Avec notre correspondant à Nairobi, Florence Moricea

Le clan de Raila Odinga continue d’exister. Ce mercredi, les élus de sa coalition ont accepté de saisir la Cour suprême pour demander l’annulation de la victoire de William Ruto. La devise : ne rien lâcher et continuer sereinement malgré les circonstances, comme hier Martha Karoua, colistière de Raila Odinga.  » Notre victoire est reportée, mais elle viendra. Et c’est un message pour tout le monde. Merci pour votre soutien. Nous ne vous laisserons pas tomber. »

Au même moment, Guillaume Ruto, a approuvé le costume présidentiel dans un discours aux élus de sa coalition. Il n’a pas mentionné le nom de Raila Odinga et n’a évoqué que brièvement la contestation de son élection. Sa stratégie : aller de l’avant et montrer qu’il se projette déjà dans l’action de son futur gouvernement.

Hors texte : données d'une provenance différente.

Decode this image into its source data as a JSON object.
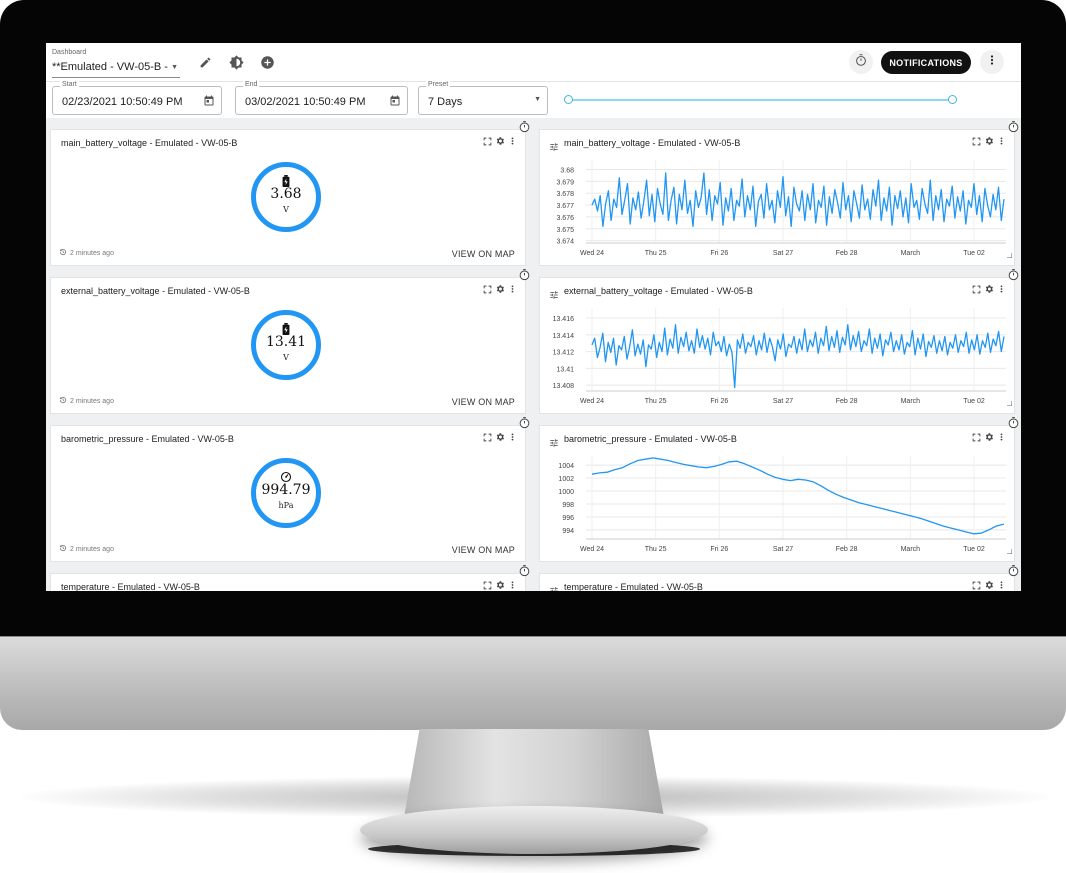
{
  "topbar": {
    "dashboard_label": "Dashboard",
    "dashboard_value": "**Emulated - VW-05-B - (",
    "notifications_label": "NOTIFICATIONS"
  },
  "datebar": {
    "start_label": "Start",
    "start_value": "02/23/2021 10:50:49 PM",
    "end_label": "End",
    "end_value": "03/02/2021 10:50:49 PM",
    "preset_label": "Preset",
    "preset_value": "7 Days",
    "range_slider_fraction": [
      0.0,
      1.0
    ]
  },
  "accent_color": "#2196f3",
  "gauges": [
    {
      "title": "main_battery_voltage - Emulated - VW-05-B",
      "value": "3.68",
      "unit": "V",
      "icon": "battery-icon",
      "updated": "2 minutes ago",
      "link": "VIEW ON MAP"
    },
    {
      "title": "external_battery_voltage - Emulated - VW-05-B",
      "value": "13.41",
      "unit": "V",
      "icon": "battery-icon",
      "updated": "2 minutes ago",
      "link": "VIEW ON MAP"
    },
    {
      "title": "barometric_pressure - Emulated - VW-05-B",
      "value": "994.79",
      "unit": "hPa",
      "icon": "gauge-icon",
      "updated": "2 minutes ago",
      "link": "VIEW ON MAP"
    },
    {
      "title": "temperature - Emulated - VW-05-B"
    }
  ],
  "charts_meta": [
    {
      "title": "main_battery_voltage - Emulated - VW-05-B"
    },
    {
      "title": "external_battery_voltage - Emulated - VW-05-B"
    },
    {
      "title": "barometric_pressure - Emulated - VW-05-B"
    },
    {
      "title": "temperature - Emulated - VW-05-B"
    }
  ],
  "chart_data": [
    {
      "type": "line",
      "title": "main_battery_voltage - Emulated - VW-05-B",
      "x_tick_labels": [
        "Wed 24",
        "Thu 25",
        "Fri 26",
        "Sat 27",
        "Feb 28",
        "March",
        "Tue 02"
      ],
      "y_tick_labels": [
        "3.68",
        "3.679",
        "3.678",
        "3.677",
        "3.676",
        "3.675",
        "3.674"
      ],
      "ylim": [
        3.6738,
        3.6808
      ],
      "grid": true,
      "values": [
        3.677,
        3.6775,
        3.6765,
        3.6778,
        3.6752,
        3.6771,
        3.6782,
        3.6757,
        3.6775,
        3.6768,
        3.6793,
        3.6762,
        3.6774,
        3.6788,
        3.6754,
        3.6776,
        3.6766,
        3.6781,
        3.6759,
        3.6773,
        3.6791,
        3.6761,
        3.6779,
        3.6756,
        3.6784,
        3.6771,
        3.6762,
        3.6797,
        3.6757,
        3.6774,
        3.6785,
        3.6754,
        3.6779,
        3.6766,
        3.6791,
        3.6763,
        3.6774,
        3.6752,
        3.6782,
        3.6768,
        3.6776,
        3.6797,
        3.6762,
        3.6783,
        3.6757,
        3.6778,
        3.6771,
        3.6789,
        3.6753,
        3.6776,
        3.6765,
        3.6784,
        3.6757,
        3.6774,
        3.6769,
        3.6792,
        3.676,
        3.6778,
        3.6766,
        3.6786,
        3.6752,
        3.6773,
        3.6779,
        3.6759,
        3.6788,
        3.6766,
        3.6774,
        3.6755,
        3.6782,
        3.6768,
        3.6794,
        3.6761,
        3.6777,
        3.6752,
        3.6785,
        3.6771,
        3.6765,
        3.6782,
        3.6757,
        3.6779,
        3.6766,
        3.6788,
        3.6755,
        3.6774,
        3.6768,
        3.6786,
        3.6753,
        3.6777,
        3.6763,
        3.6783,
        3.6772,
        3.6759,
        3.6789,
        3.6766,
        3.6778,
        3.6756,
        3.6782,
        3.6771,
        3.6759,
        3.6787,
        3.6766,
        3.6775,
        3.6758,
        3.6783,
        3.6769,
        3.6791,
        3.6757,
        3.6776,
        3.6765,
        3.6785,
        3.6753,
        3.6778,
        3.6767,
        3.6782,
        3.676,
        3.6776,
        3.6755,
        3.6788,
        3.6768,
        3.6774,
        3.6758,
        3.6784,
        3.6771,
        3.6763,
        3.6791,
        3.6757,
        3.6778,
        3.6766,
        3.6783,
        3.6756,
        3.6775,
        3.6769,
        3.6786,
        3.6759,
        3.6777,
        3.6765,
        3.6782,
        3.6754,
        3.6774,
        3.6768,
        3.6788,
        3.6762,
        3.6778,
        3.6756,
        3.6784,
        3.677,
        3.676,
        3.6779,
        3.6766,
        3.6785,
        3.6757,
        3.6775
      ]
    },
    {
      "type": "line",
      "title": "external_battery_voltage - Emulated - VW-05-B",
      "x_tick_labels": [
        "Wed 24",
        "Thu 25",
        "Fri 26",
        "Sat 27",
        "Feb 28",
        "March",
        "Tue 02"
      ],
      "y_tick_labels": [
        "13.416",
        "13.414",
        "13.412",
        "13.41",
        "13.408"
      ],
      "ylim": [
        13.4073,
        13.4172
      ],
      "grid": true,
      "values": [
        13.4128,
        13.4136,
        13.4113,
        13.4125,
        13.4142,
        13.4108,
        13.4131,
        13.4119,
        13.4136,
        13.4104,
        13.4127,
        13.4122,
        13.4138,
        13.4111,
        13.4126,
        13.4146,
        13.4115,
        13.4129,
        13.4117,
        13.4134,
        13.4102,
        13.4128,
        13.4123,
        13.414,
        13.4113,
        13.4131,
        13.412,
        13.4148,
        13.4116,
        13.4135,
        13.4124,
        13.4152,
        13.4118,
        13.4137,
        13.4126,
        13.4143,
        13.4121,
        13.4133,
        13.4118,
        13.4147,
        13.4125,
        13.4139,
        13.4123,
        13.4136,
        13.4116,
        13.4143,
        13.4127,
        13.4132,
        13.412,
        13.4138,
        13.4115,
        13.4129,
        13.4119,
        13.4077,
        13.4134,
        13.4124,
        13.4141,
        13.4118,
        13.4131,
        13.4126,
        13.4139,
        13.4116,
        13.4133,
        13.4122,
        13.4142,
        13.4119,
        13.4136,
        13.4126,
        13.4109,
        13.4134,
        13.4123,
        13.4141,
        13.4114,
        13.4129,
        13.4125,
        13.4138,
        13.4118,
        13.4135,
        13.4122,
        13.4147,
        13.412,
        13.4134,
        13.4126,
        13.4143,
        13.4118,
        13.4136,
        13.4127,
        13.415,
        13.4121,
        13.4138,
        13.4125,
        13.4145,
        13.4119,
        13.4137,
        13.4128,
        13.4152,
        13.4122,
        13.4139,
        13.4126,
        13.4144,
        13.412,
        13.4133,
        13.4127,
        13.4147,
        13.4118,
        13.4136,
        13.4124,
        13.4141,
        13.4115,
        13.4134,
        13.4128,
        13.4143,
        13.412,
        13.4133,
        13.4122,
        13.414,
        13.4117,
        13.4131,
        13.4126,
        13.4145,
        13.4116,
        13.4136,
        13.4123,
        13.4141,
        13.4114,
        13.4132,
        13.4125,
        13.4139,
        13.4118,
        13.4133,
        13.4121,
        13.4138,
        13.4116,
        13.4131,
        13.4124,
        13.414,
        13.4119,
        13.4133,
        13.4126,
        13.4143,
        13.4118,
        13.4134,
        13.4122,
        13.414,
        13.4117,
        13.4133,
        13.4125,
        13.4142,
        13.4119,
        13.4135,
        13.4127,
        13.4144,
        13.412,
        13.4138
      ]
    },
    {
      "type": "line",
      "title": "barometric_pressure - Emulated - VW-05-B",
      "x_tick_labels": [
        "Wed 24",
        "Thu 25",
        "Fri 26",
        "Sat 27",
        "Feb 28",
        "March",
        "Tue 02"
      ],
      "y_tick_labels": [
        "1004",
        "1002",
        "1000",
        "998",
        "996",
        "994"
      ],
      "ylim": [
        992.6,
        1005.4
      ],
      "grid": true,
      "values": [
        1002.6,
        1002.8,
        1002.9,
        1003.3,
        1003.6,
        1004.2,
        1004.7,
        1004.9,
        1005.1,
        1004.9,
        1004.7,
        1004.4,
        1004.1,
        1003.9,
        1003.7,
        1003.6,
        1003.8,
        1004.1,
        1004.5,
        1004.6,
        1004.2,
        1003.7,
        1003.2,
        1002.6,
        1002.1,
        1001.8,
        1001.6,
        1001.8,
        1001.7,
        1001.4,
        1000.8,
        1000.1,
        999.5,
        999.0,
        998.6,
        998.2,
        997.9,
        997.6,
        997.3,
        997.0,
        996.7,
        996.4,
        996.1,
        995.8,
        995.4,
        995.0,
        994.6,
        994.3,
        994.0,
        993.7,
        993.4,
        993.5,
        994.0,
        994.6,
        994.9
      ]
    },
    {
      "type": "line",
      "title": "temperature - Emulated - VW-05-B",
      "values": []
    }
  ]
}
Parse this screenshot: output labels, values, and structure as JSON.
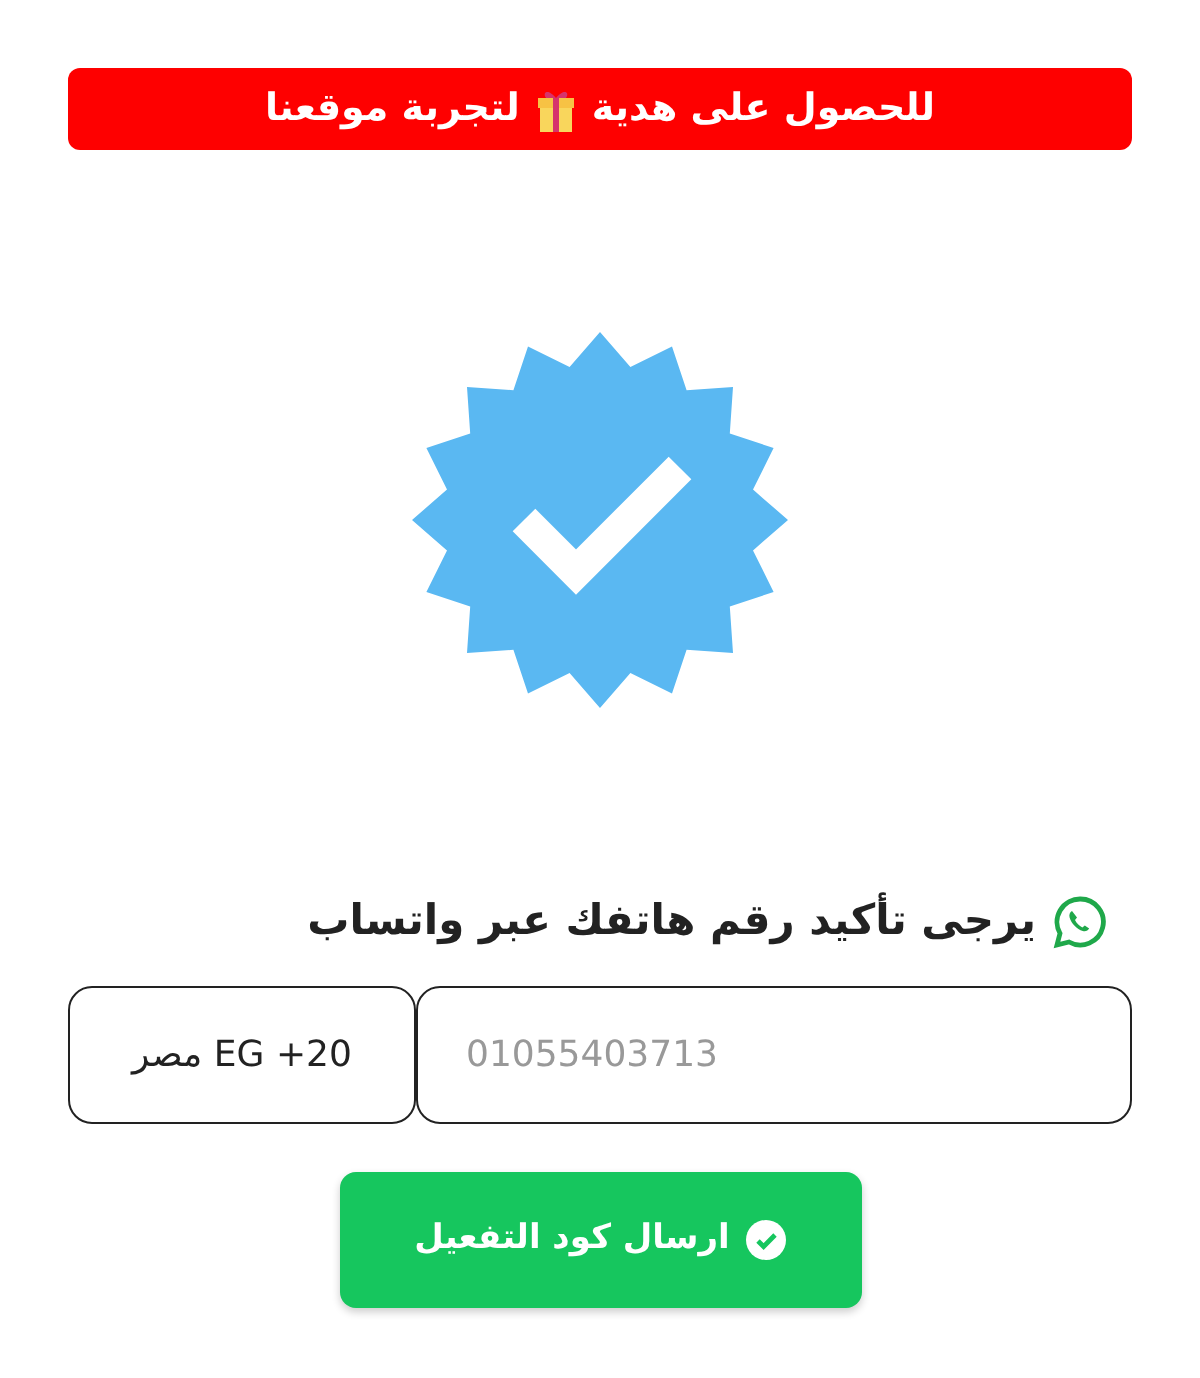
{
  "banner": {
    "text_before": "للحصول على هدية",
    "text_after": "لتجربة موقعنا"
  },
  "heading": "يرجى تأكيد رقم هاتفك عبر واتساب",
  "country_select": {
    "value": "مصر EG +20"
  },
  "phone_field": {
    "placeholder": "01055403713"
  },
  "submit_button": {
    "label": "ارسال كود التفعيل"
  }
}
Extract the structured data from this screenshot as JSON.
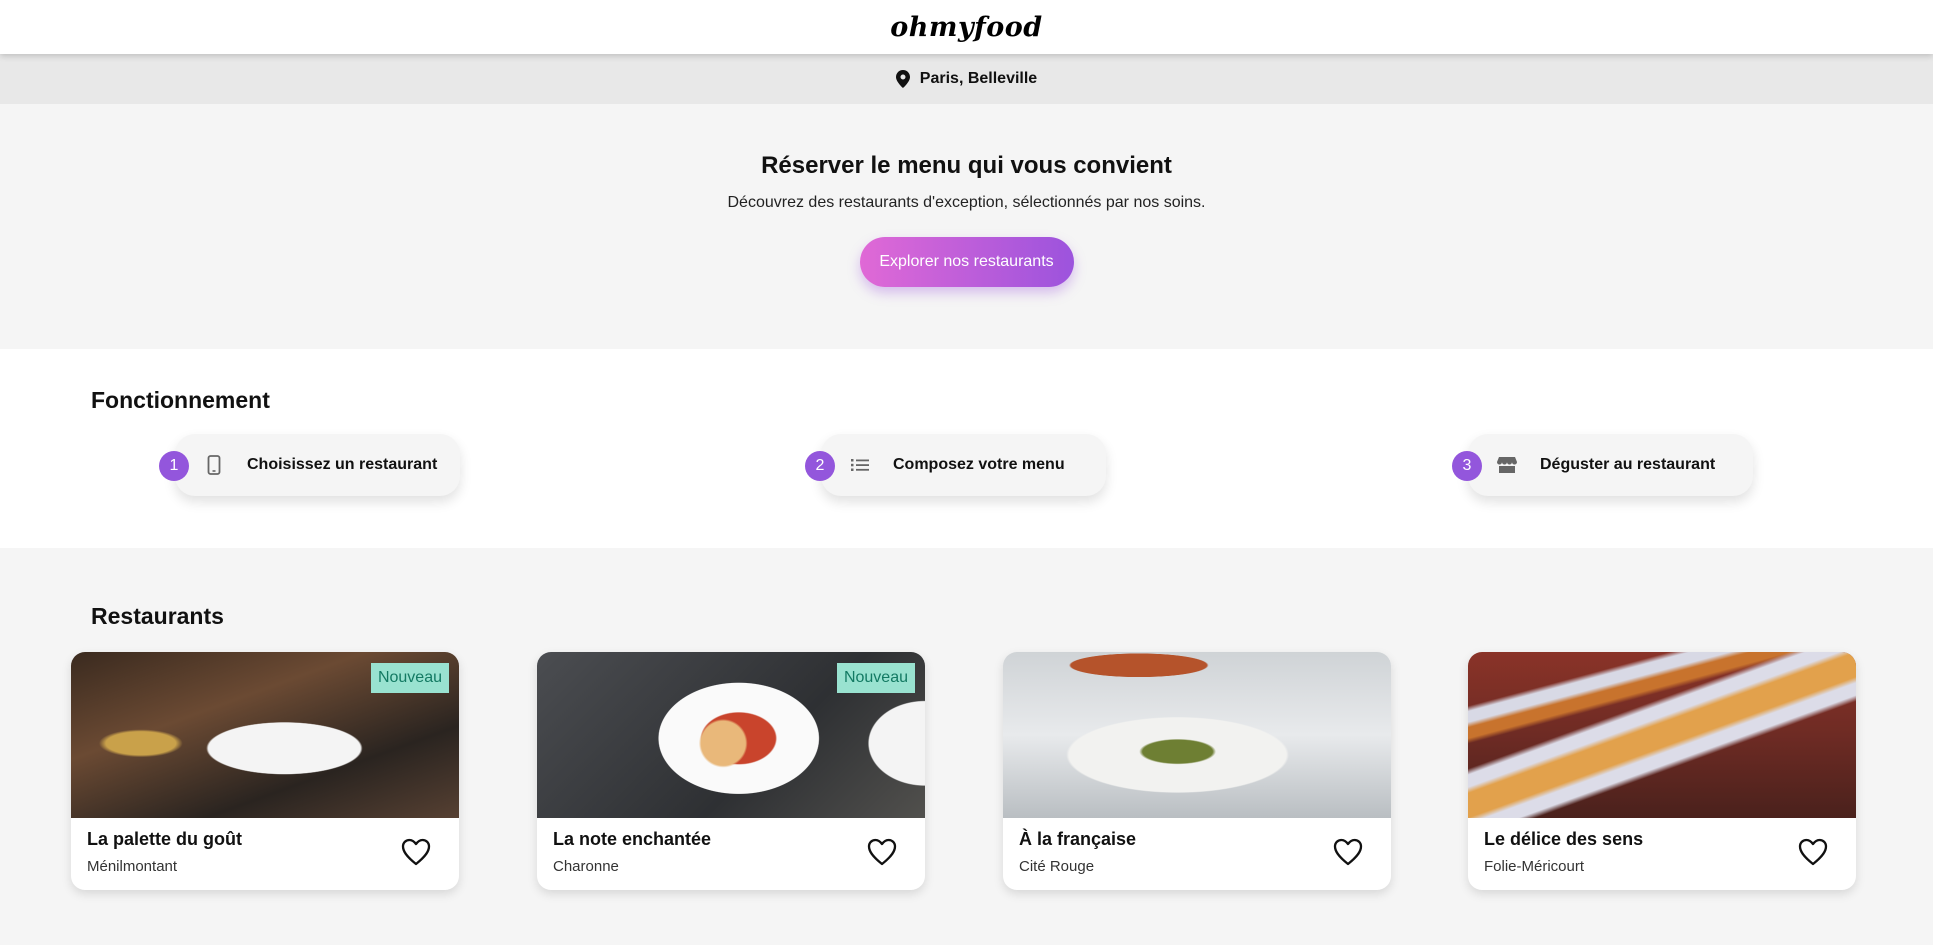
{
  "header": {
    "logo": "ohmyfood"
  },
  "location": {
    "icon": "map-pin-icon",
    "text": "Paris, Belleville"
  },
  "hero": {
    "title": "Réserver le menu qui vous convient",
    "subtitle": "Découvrez des restaurants d'exception, sélectionnés par nos soins.",
    "button_label": "Explorer nos restaurants",
    "button_gradient": [
      "#e069d6",
      "#9c53dd"
    ]
  },
  "how_it_works": {
    "title": "Fonctionnement",
    "steps": [
      {
        "number": "1",
        "icon": "smartphone-icon",
        "label": "Choisissez un restaurant"
      },
      {
        "number": "2",
        "icon": "list-icon",
        "label": "Composez votre menu"
      },
      {
        "number": "3",
        "icon": "store-icon",
        "label": "Déguster au restaurant"
      }
    ],
    "accent_color": "#9356dc"
  },
  "restaurants": {
    "title": "Restaurants",
    "cards": [
      {
        "name": "La palette du goût",
        "area": "Ménilmontant",
        "badge": "Nouveau",
        "icon": "heart-outline-icon"
      },
      {
        "name": "La note enchantée",
        "area": "Charonne",
        "badge": "Nouveau",
        "icon": "heart-outline-icon"
      },
      {
        "name": "À la française",
        "area": "Cité Rouge",
        "badge": "",
        "icon": "heart-outline-icon"
      },
      {
        "name": "Le délice des sens",
        "area": "Folie-Méricourt",
        "badge": "",
        "icon": "heart-outline-icon"
      }
    ],
    "badge_color": "#99e2d0"
  }
}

« Les attentes du peuple kenyan sont immenses et nous ne pouvons nous permettre le luxe de perdre du temps. Nous allons bientôt, une fois le processus terminé, prendre des mesures pour nous assurer que nous dirigeons un gouvernement transparent, démocratique et responsable. ».

William Ruto a également promis que son administration transcenderait les lignes ethniques et s’est engagée à faire en sorte que les fonctionnaires servent » tous les Kenyans égaux indépendamment de leur groupe ethnique » ou de leur « affiliations politiques ».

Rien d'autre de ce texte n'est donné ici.